Ich zuckte die Achseln und lächelte.
»Du glaubst uns nicht,« fuhr Hârut fort, »du, der du allerdings nicht wissen kannst, was denen widerfährt, die diesen Eid brechen. Aber komm mit uns, und sieh dir etwas an. Fünf Schritte von deiner Hütte ist ein großer Ameisenhügel. Geh und steige auf diesen Ameisenhügel.«
Vielleicht war es unüberlegt, aber meine Neugierde trieb mich, dieser Aufforderung Folge zu leisten. Von Hans gefolgt, der mein geladenes Gewehr trug, kletterte ich auf den Hügel, der, weil keine Bäume in der Nähe standen, einen guten Rundblick über die Wüste gestattete.
»Schau nach dem Norden«, sagte Hârut unten am Fuße des Hügels.
Ich blickte in die angegebene Richtung, und da, im hellen Mondenscheine, etwa fünfhundert Meter entfernt, sah ich auf dem Kamme eines langgestreckten Sandhügels Glied bei Glied gegen zweihundert kniende Kamele.

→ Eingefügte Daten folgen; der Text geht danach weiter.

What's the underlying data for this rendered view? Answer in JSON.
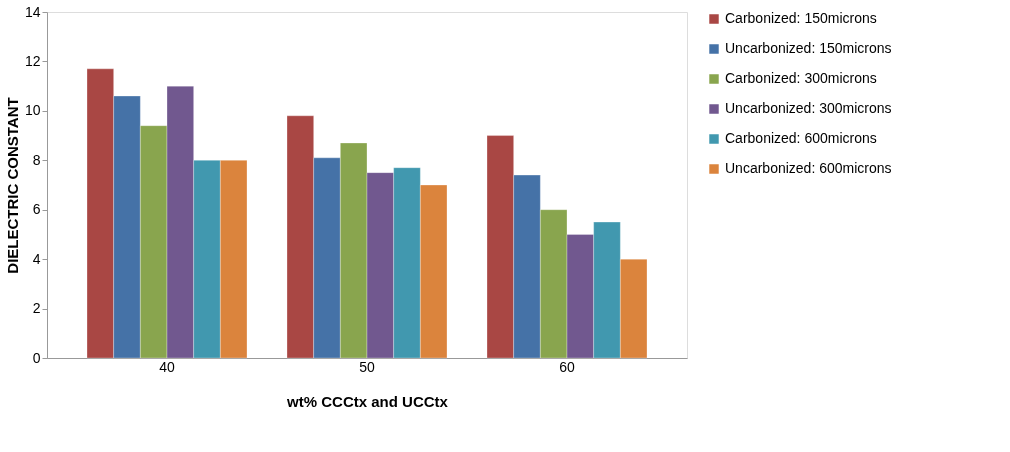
{
  "chart_data": {
    "type": "bar",
    "xlabel": "wt% CCCtx and UCCtx",
    "ylabel": "DIELECTRIC CONSTANT",
    "categories": [
      "40",
      "50",
      "60"
    ],
    "series": [
      {
        "name": "Carbonized: 150microns",
        "color": "#a94744",
        "values": [
          11.7,
          9.8,
          9.0
        ]
      },
      {
        "name": "Uncarbonized: 150microns",
        "color": "#4572a7",
        "values": [
          10.6,
          8.1,
          7.4
        ]
      },
      {
        "name": "Carbonized: 300microns",
        "color": "#89a54e",
        "values": [
          9.4,
          8.7,
          6.0
        ]
      },
      {
        "name": "Uncarbonized: 300microns",
        "color": "#71588f",
        "values": [
          11.0,
          7.5,
          5.0
        ]
      },
      {
        "name": "Carbonized: 600microns",
        "color": "#4198af",
        "values": [
          8.0,
          7.7,
          5.5
        ]
      },
      {
        "name": "Uncarbonized: 600microns",
        "color": "#db843d",
        "values": [
          8.0,
          7.0,
          4.0
        ]
      }
    ],
    "ylim": [
      0,
      14
    ],
    "yticks": [
      0,
      2,
      4,
      6,
      8,
      10,
      12,
      14
    ],
    "grid": false,
    "legend": "right"
  }
}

Und neben jedem Kamel stand eine weißgekleidete Gestalt mit einer langen Lanze in der Hand, unter deren Blatt ein kleines Fähnchen flatterte. Ich starrte eine Weile hin, im Zweifel, ob ich einer Illusion zum Opfer gefallen oder ob das Wirklichkeit wäre. Dann, nachdem ich mich überzeugt hatte, daß es wirkliche Kamele und wirkliche Menschen und keine Trugbilder und Gauklerkünste waren, stieg ich von dem Ameisenhügel herab.
»Du wirst zugeben, Macumazana,« sagte Hârut höflich, »daß es uns mit einer solchen Macht leicht gewesen wäre, ein schlafendes Lager zu überrumpeln. Aber diese Leute sind hergekommen, um eure Eskorte zu sein und nicht, um euch zu töten oder in Sklaverei zu schleppen. Und, Macumazana, wir haben dir den Eid geschworen, der nicht gebrochen wird. Jetzt gehen wir zu unseren Leuten. Am Morgen, nachdem du gegessen hast, werden wir unbewaffnet und allein zurückkommen.«
Dann glitten sie wie Schatten davon.